Die Konferenz der Landesgesundheitsminister:innen hat laut Bild (Julius Böhm u.a.) von der Bundesregierung gefordert, die Delegation auf das RKI rückgängig zu machen und den Genesenen-Status wieder per Verordnung zu regeln.
Corona – 2G: Der in London lehrende Rechtsprofessor Kai Möller untersucht in einem Gastbeitrag für die Welt die deutschen 2G-Konzepte, die er "Lockdown für Ungeimpfte" nennt. Er kommt zum Schluss, dass 2G-Konzepte unverhältnismäßig sind und Ungeimpfte unzulässig diskriminieren. In Großbritannien, dem Mutterland des Liberalismus, seien Geimpfte und Ungeimpfte selbsverständlich gleichberechtigt.

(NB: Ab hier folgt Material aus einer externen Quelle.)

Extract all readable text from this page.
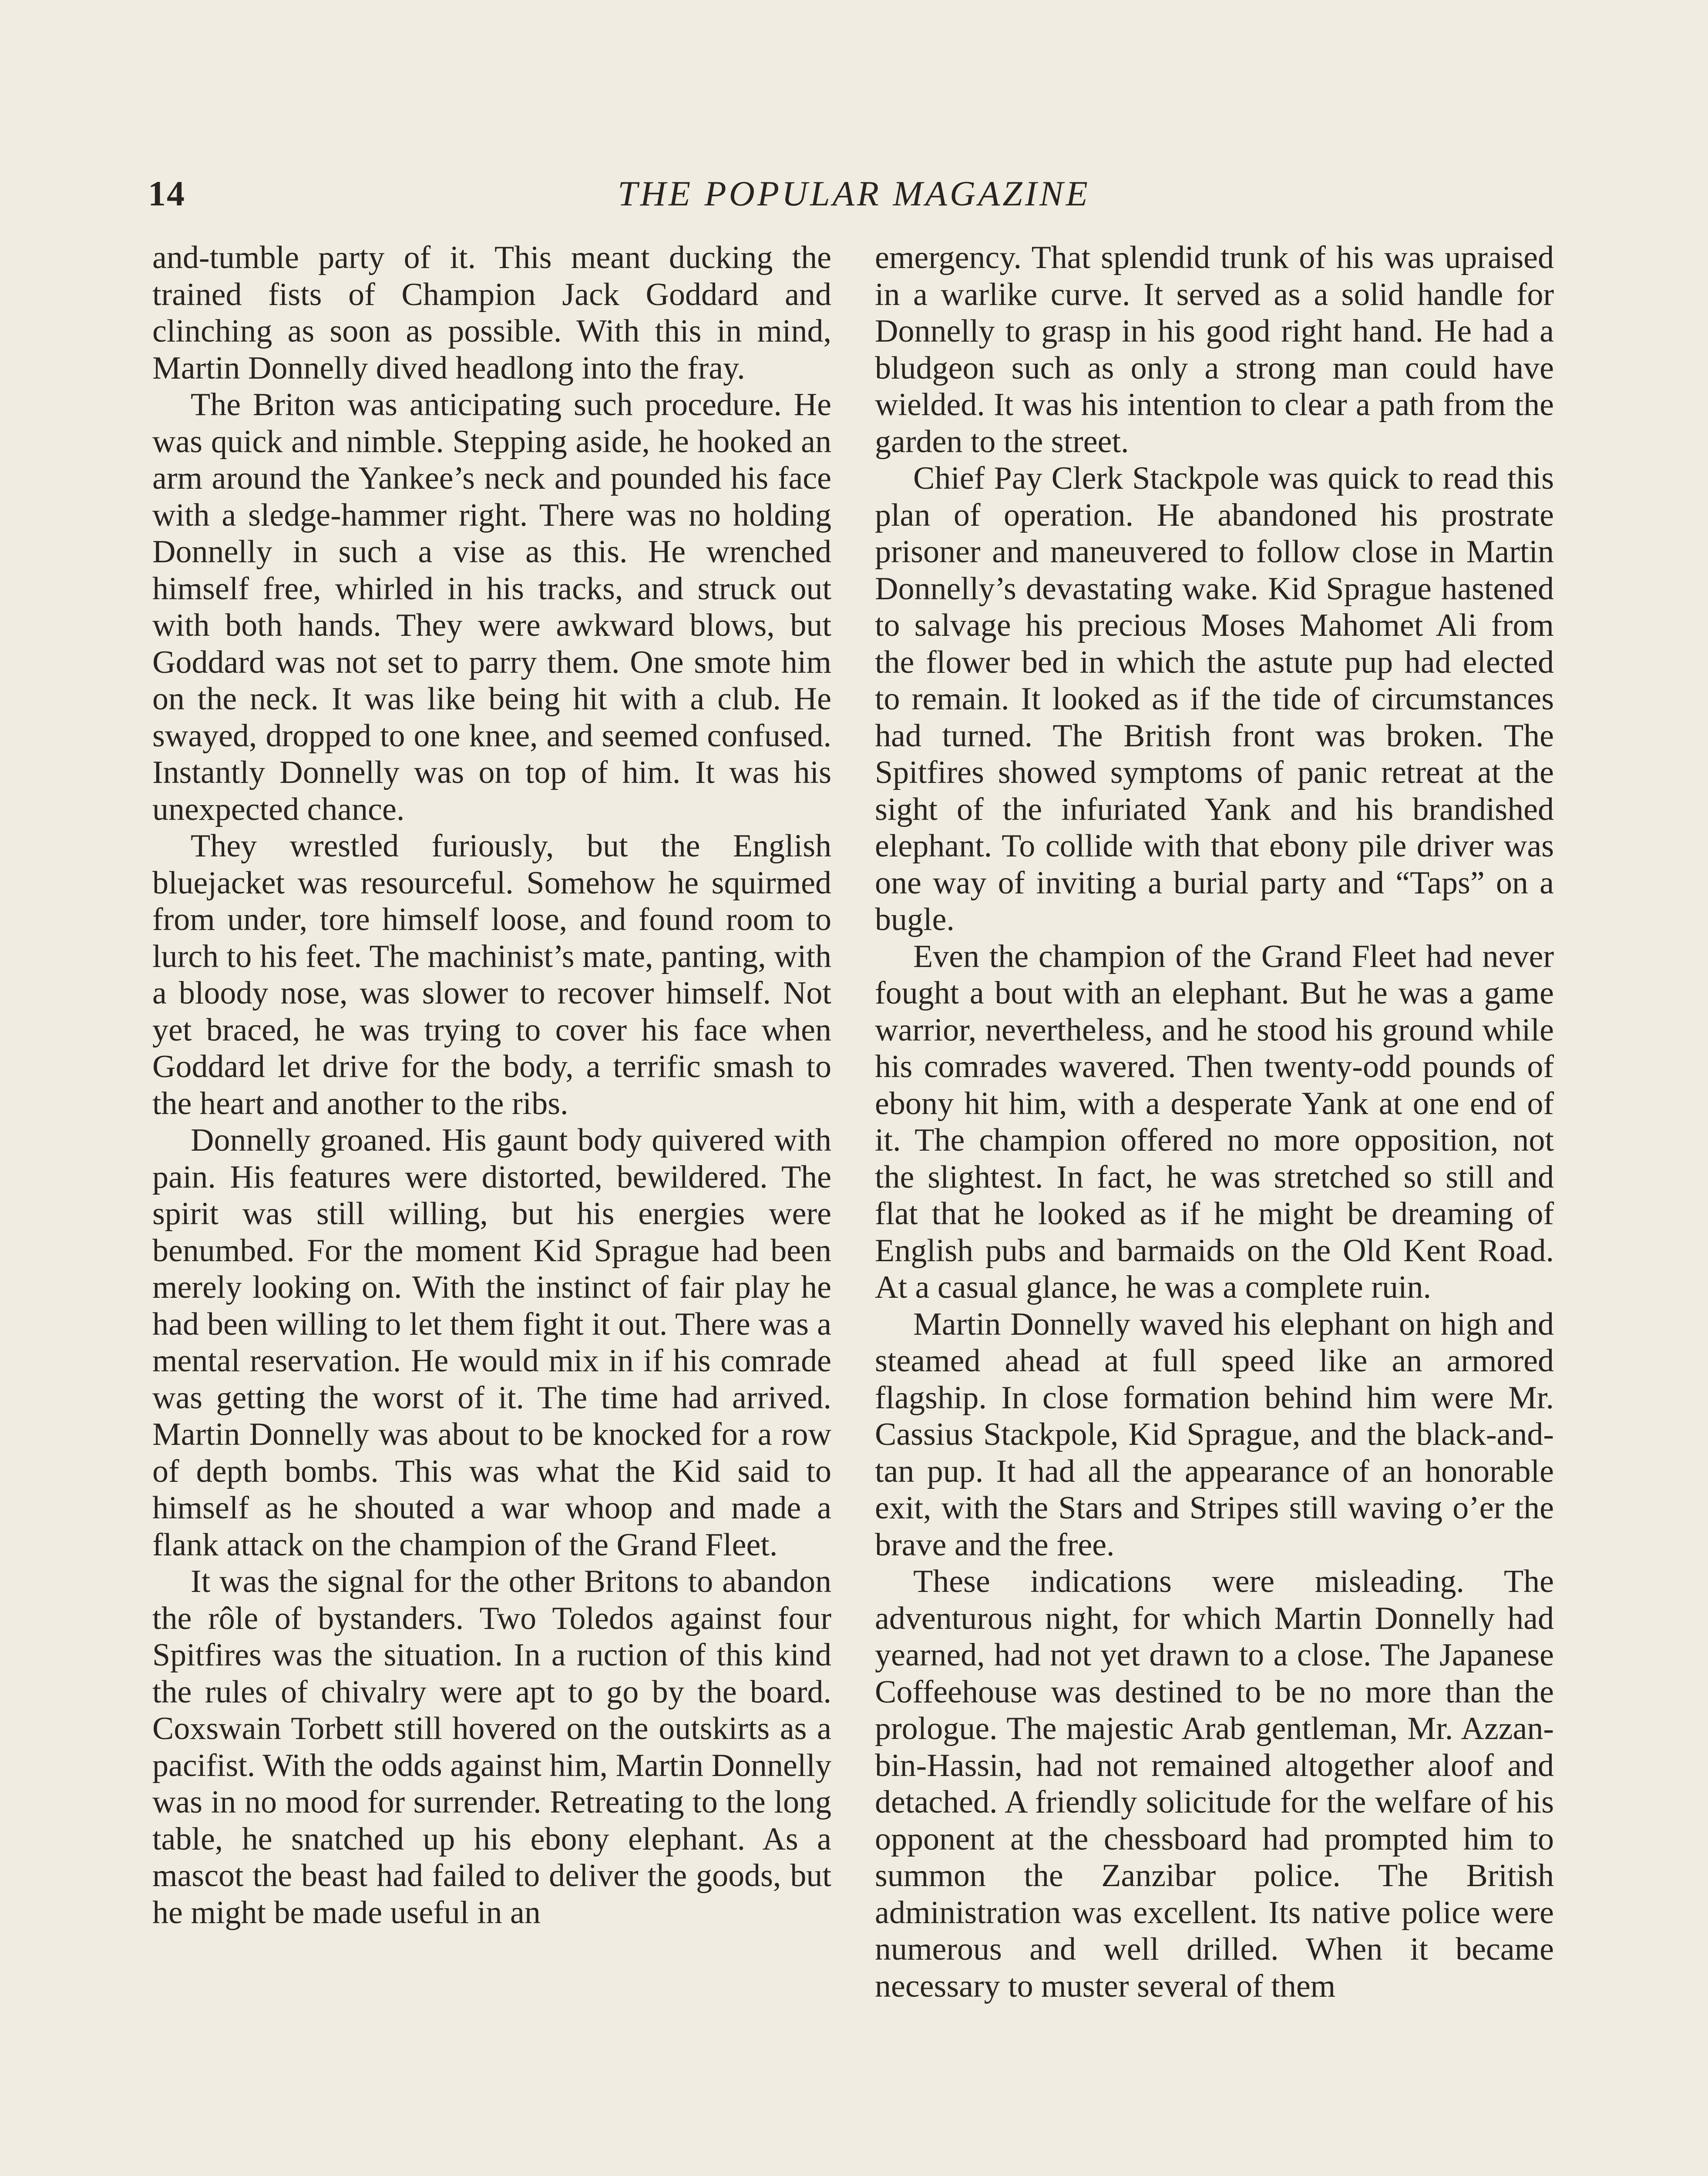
14	THE POPULAR MAGAZINE

and-tumble party of it. This meant ducking the trained fists of Champion Jack Goddard and clinching as soon as possible. With this in mind, Martin Donnelly dived headlong into the fray.

The Briton was anticipating such procedure. He was quick and nimble. Stepping aside, he hooked an arm around the Yankee’s neck and pounded his face with a sledge-hammer right. There was no holding Donnelly in such a vise as this. He wrenched himself free, whirled in his tracks, and struck out with both hands. They were awkward blows, but Goddard was not set to parry them. One smote him on the neck. It was like being hit with a club. He swayed, dropped to one knee, and seemed confused. Instantly Donnelly was on top of him. It was his unexpected chance.

They wrestled furiously, but the English bluejacket was resourceful. Somehow he squirmed from under, tore himself loose, and found room to lurch to his feet. The machinist’s mate, panting, with a bloody nose, was slower to recover himself. Not yet braced, he was trying to cover his face when Goddard let drive for the body, a terrific smash to the heart and another to the ribs.

Donnelly groaned. His gaunt body quivered with pain. His features were distorted, bewildered. The spirit was still willing, but his energies were benumbed. For the moment Kid Sprague had been merely looking on. With the instinct of fair play he had been willing to let them fight it out. There was a mental reservation. He would mix in if his comrade was getting the worst of it. The time had arrived. Martin Donnelly was about to be knocked for a row of depth bombs. This was what the Kid said to himself as he shouted a war whoop and made a flank attack on the champion of the Grand Fleet.

It was the signal for the other Britons to abandon the rôle of bystanders. Two Toledos against four Spitfires was the situation. In a ruction of this kind the rules of chivalry were apt to go by the board. Coxswain Torbett still hovered on the outskirts as a pacifist. With the odds against him, Martin Donnelly was in no mood for surrender. Retreating to the long table, he snatched up his ebony elephant. As a mascot the beast had failed to deliver the goods, but he might be made useful in an

emergency. That splendid trunk of his was upraised in a warlike curve. It served as a solid handle for Donnelly to grasp in his good right hand. He had a bludgeon such as only a strong man could have wielded. It was his intention to clear a path from the garden to the street.

Chief Pay Clerk Stackpole was quick to read this plan of operation. He abandoned his prostrate prisoner and maneuvered to follow close in Martin Donnelly’s devastating wake. Kid Sprague hastened to salvage his precious Moses Mahomet Ali from the flower bed in which the astute pup had elected to remain. It looked as if the tide of circumstances had turned. The British front was broken. The Spitfires showed symptoms of panic retreat at the sight of the infuriated Yank and his brandished elephant. To collide with that ebony pile driver was one way of inviting a burial party and “Taps” on a bugle.

Even the champion of the Grand Fleet had never fought a bout with an elephant. But he was a game warrior, nevertheless, and he stood his ground while his comrades wavered. Then twenty-odd pounds of ebony hit him, with a desperate Yank at one end of it. The champion offered no more opposition, not the slightest. In fact, he was stretched so still and flat that he looked as if he might be dreaming of English pubs and barmaids on the Old Kent Road. At a casual glance, he was a complete ruin.

Martin Donnelly waved his elephant on high and steamed ahead at full speed like an armored flagship. In close formation behind him were Mr. Cassius Stackpole, Kid Sprague, and the black-and-tan pup. It had all the appearance of an honorable exit, with the Stars and Stripes still waving o’er the brave and the free.

These indications were misleading. The adventurous night, for which Martin Donnelly had yearned, had not yet drawn to a close. The Japanese Coffeehouse was destined to be no more than the prologue. The majestic Arab gentleman, Mr. Azzan-bin-Hassin, had not remained altogether aloof and detached. A friendly solicitude for the welfare of his opponent at the chessboard had prompted him to summon the Zanzibar police. The British administration was excellent. Its native police were numerous and well drilled. When it became necessary to muster several of them
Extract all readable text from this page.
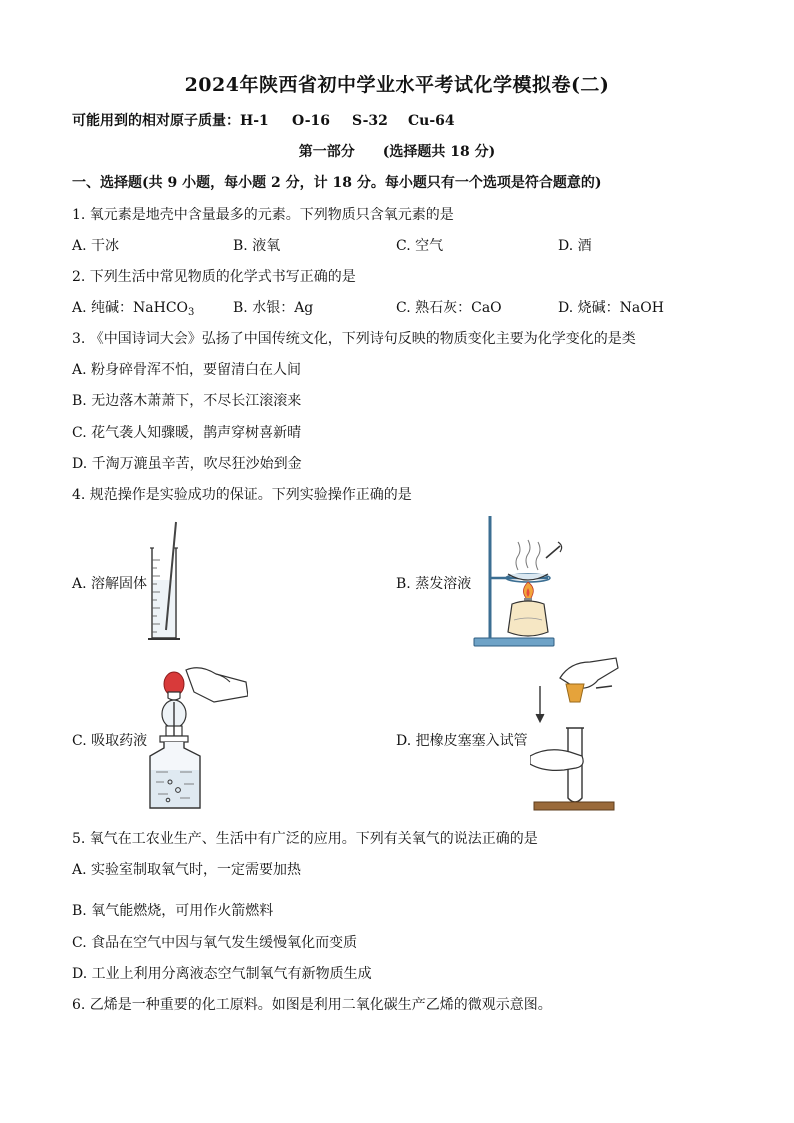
2024年陕西省初中学业水平考试化学模拟卷(二)
可能用到的相对原子质量：H-1 O-16 S-32 Cu-64
第一部分 (选择题共 18 分)
一、选择题(共 9 小题，每小题 2 分，计 18 分。每小题只有一个选项是符合题意的)
1. 氧元素是地壳中含量最多的元素。下列物质只含氧元素的是
A. 干冰	B. 液氧	C. 空气	D. 酒
2. 下列生活中常见物质的化学式书写正确的是
A. 纯碱：NaHCO$_3$	B. 水银：Ag	C. 熟石灰：CaO	D. 烧碱：NaOH
3. 《中国诗词大会》弘扬了中国传统文化，下列诗句反映的物质变化主要为化学变化的是类
A. 粉身碎骨浑不怕，要留清白在人间
B. 无边落木萧萧下，不尽长江滚滚来
C. 花气袭人知骤暖，鹊声穿树喜新晴
D. 千淘万漉虽辛苦，吹尽狂沙始到金
4. 规范操作是实验成功的保证。下列实验操作正确的是
A. 溶解固体	B. 蒸发溶液
C. 吸取药液	D. 把橡皮塞塞入试管
5. 氧气在工农业生产、生活中有广泛的应用。下列有关氧气的说法正确的是
A. 实验室制取氧气时，一定需要加热
B. 氧气能燃烧，可用作火箭燃料
C. 食品在空气中因与氧气发生缓慢氧化而变质
D. 工业上利用分离液态空气制氧气有新物质生成
6. 乙烯是一种重要的化工原料。如图是利用二氧化碳生产乙烯的微观示意图。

Verbandsklagen im Verbraucherschutz: Auf LTO berichtet der Rechtsanwalt Luidger Röckrath über die Freiräume des deutschen Gesetzgebers bei der Umsetzung der EU-Richtlinie über Verbandsklagen zum Schutz der Kollektivinteressen der Verbraucher. Ein zentraler Streitpunkt sei die Frage, ob Verbraucher:innen bei Verbandsklagen auf Leistung selbst aktiv werden müssen (Opt-in) oder automatisch beteiligt (Opt-out) werden. Zwei Rechtsgutachten sprächen sich für eine Opt-in-Lösung aus, wobei darüber gestritten werde, ob ein Opt-in wie bei der Musterfeststellungsklage bis zur ersten mündlichen Verhandlung möglich sein soll oder sogar bis zum Urteil bzw. Vergleich. Die Richtlinie muss bis Dezember 2022 umgesetzt werden.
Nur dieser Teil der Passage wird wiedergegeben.